Emmanuel Muheim s'est éteint, mardi 2 juillet, à l'hôpital de Cavaillon,Vaucluse.
Suisse et savoyard, né le 23juillet 1923 à Vallières, Haute-Savoie, ce montagnard accompli s'engage tout jeune dans la Résistance.
Dans une première vie, poète et paysan, il dirige le domaine familial, fédère les producteurs de pommes et baptise les «Vergers de l'Albanais », écrit et correspond avec les poètes de son temps.
Sa vie bascule en 1968: la rencontre d'un homme, l'industriel Paul Berliet, et d'un lieu, l'abbaye cistercienne de Sénanque, Vaucluse, au pied des hauts murs de Gordes. Sénanque, que n'occupent plus qu'une poignée de moines âgés, se meurt. Berliet puis la régie Renault sauvent l'église et le cloître des XIIe et XIIIe siècles.
Emmanuel Muheim l'habite, avec son épouse, Anne Stancioff Muheim et leurs cinq enfants.

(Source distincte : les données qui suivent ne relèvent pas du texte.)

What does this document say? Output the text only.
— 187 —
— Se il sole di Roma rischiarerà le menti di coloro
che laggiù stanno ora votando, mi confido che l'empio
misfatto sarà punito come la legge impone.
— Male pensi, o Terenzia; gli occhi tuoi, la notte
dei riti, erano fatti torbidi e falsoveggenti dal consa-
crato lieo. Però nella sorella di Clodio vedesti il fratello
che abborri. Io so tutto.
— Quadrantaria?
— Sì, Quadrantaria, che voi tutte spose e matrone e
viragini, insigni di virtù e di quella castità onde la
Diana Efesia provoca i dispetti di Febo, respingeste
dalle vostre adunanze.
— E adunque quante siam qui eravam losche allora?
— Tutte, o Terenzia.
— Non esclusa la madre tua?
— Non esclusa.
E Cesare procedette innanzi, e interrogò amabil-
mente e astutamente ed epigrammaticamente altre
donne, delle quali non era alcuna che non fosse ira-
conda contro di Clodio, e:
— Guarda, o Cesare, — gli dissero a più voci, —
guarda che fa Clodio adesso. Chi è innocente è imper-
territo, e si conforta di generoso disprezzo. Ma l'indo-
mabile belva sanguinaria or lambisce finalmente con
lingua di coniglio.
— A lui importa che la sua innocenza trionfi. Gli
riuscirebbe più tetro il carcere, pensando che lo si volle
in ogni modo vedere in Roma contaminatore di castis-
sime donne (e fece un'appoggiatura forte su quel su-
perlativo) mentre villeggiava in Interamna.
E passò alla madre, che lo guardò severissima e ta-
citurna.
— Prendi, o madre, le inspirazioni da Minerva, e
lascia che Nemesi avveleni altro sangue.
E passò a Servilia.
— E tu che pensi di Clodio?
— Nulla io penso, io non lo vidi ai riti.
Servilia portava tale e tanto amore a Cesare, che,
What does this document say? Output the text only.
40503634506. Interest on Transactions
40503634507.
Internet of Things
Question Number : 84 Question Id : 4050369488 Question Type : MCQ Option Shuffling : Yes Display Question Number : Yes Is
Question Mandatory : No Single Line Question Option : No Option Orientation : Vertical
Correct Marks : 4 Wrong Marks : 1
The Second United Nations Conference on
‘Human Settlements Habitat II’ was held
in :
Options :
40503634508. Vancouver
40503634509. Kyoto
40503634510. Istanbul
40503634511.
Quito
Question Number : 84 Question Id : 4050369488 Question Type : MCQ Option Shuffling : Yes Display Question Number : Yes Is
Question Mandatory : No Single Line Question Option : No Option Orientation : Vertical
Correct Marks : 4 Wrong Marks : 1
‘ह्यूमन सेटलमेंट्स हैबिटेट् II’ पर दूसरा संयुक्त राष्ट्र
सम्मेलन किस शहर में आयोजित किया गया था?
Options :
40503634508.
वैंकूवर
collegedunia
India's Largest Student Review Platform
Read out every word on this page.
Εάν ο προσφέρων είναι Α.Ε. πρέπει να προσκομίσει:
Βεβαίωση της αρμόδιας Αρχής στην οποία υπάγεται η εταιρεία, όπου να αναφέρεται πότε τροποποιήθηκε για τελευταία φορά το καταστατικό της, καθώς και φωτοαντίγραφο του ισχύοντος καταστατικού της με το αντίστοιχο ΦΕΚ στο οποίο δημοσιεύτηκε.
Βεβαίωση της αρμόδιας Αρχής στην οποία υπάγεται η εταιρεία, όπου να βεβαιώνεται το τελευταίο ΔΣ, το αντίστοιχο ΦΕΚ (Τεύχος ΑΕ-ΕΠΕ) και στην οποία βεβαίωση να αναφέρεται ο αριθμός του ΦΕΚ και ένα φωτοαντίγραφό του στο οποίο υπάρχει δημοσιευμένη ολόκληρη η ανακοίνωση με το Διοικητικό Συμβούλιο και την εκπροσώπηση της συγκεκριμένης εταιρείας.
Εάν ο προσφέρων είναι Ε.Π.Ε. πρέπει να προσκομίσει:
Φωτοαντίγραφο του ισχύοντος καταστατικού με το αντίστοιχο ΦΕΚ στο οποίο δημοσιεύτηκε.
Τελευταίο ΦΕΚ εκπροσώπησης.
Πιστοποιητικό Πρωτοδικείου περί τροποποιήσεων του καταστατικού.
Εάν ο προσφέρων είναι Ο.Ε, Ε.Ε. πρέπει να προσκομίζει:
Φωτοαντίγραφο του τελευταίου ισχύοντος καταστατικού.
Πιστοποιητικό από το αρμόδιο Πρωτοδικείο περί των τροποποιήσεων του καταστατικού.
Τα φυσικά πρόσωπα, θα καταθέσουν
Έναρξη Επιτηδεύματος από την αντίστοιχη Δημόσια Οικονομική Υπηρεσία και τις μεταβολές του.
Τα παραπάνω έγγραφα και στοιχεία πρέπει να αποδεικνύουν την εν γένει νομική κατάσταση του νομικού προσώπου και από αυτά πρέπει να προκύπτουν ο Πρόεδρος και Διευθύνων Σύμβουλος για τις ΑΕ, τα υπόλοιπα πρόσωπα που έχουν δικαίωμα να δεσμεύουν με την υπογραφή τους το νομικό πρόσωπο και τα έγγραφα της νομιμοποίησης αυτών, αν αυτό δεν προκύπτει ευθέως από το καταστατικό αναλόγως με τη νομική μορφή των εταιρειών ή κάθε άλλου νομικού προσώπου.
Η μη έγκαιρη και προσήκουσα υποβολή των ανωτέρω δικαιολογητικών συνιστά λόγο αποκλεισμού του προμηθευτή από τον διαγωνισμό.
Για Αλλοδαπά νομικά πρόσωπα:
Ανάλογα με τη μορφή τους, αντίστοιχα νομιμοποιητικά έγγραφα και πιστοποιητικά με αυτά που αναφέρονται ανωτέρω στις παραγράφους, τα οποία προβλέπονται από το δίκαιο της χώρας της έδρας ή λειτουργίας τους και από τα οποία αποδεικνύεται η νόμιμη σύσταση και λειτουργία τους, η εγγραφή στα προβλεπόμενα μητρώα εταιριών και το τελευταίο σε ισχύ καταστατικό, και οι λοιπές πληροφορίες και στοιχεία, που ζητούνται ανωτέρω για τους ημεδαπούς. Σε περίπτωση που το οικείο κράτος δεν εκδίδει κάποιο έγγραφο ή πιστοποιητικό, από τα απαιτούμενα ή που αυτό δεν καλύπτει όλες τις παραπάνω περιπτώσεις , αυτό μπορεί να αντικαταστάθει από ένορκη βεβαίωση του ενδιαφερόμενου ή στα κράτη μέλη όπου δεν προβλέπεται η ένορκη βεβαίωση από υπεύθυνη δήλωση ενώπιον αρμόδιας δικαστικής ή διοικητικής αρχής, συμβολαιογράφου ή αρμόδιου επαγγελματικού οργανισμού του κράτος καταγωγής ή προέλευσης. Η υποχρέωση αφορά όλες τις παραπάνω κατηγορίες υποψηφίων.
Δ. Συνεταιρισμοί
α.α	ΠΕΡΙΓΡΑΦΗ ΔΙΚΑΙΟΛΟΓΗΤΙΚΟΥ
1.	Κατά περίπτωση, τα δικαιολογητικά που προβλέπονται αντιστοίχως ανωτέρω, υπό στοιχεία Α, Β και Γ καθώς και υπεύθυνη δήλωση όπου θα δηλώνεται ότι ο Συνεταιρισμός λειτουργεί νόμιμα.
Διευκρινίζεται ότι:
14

De 1969 à 1988, le Centre de rencontres de Sénanque sera l'un de ces lieux d'effervescence et de retrait où historiens et poètes, spécialistes des religions, artistes et sociologues échangent sans frontières. L'abbaye s'ouvre aux visiteurs – ils sont près de 20 000 par an dès 1988 - se dote d'une librairie, d'une hostellerie.

 

"Chercheur de lumière"

Emmanuel Muheim, tout en poursuivant une oeuvre poétique exigeante - L'Aïeule, Sur les brisées de sable, De blanc incendié (éditions Créaphis et Eliane Vernay) - écrivant l'histoire de la Durance ou des abbayes de Provence, publiant ses entretiens avec des peintres ou des religieux - Le Moine et le Poète (Albin-Michel) - noue les amitiés, tisse les rencontres les plus improbables.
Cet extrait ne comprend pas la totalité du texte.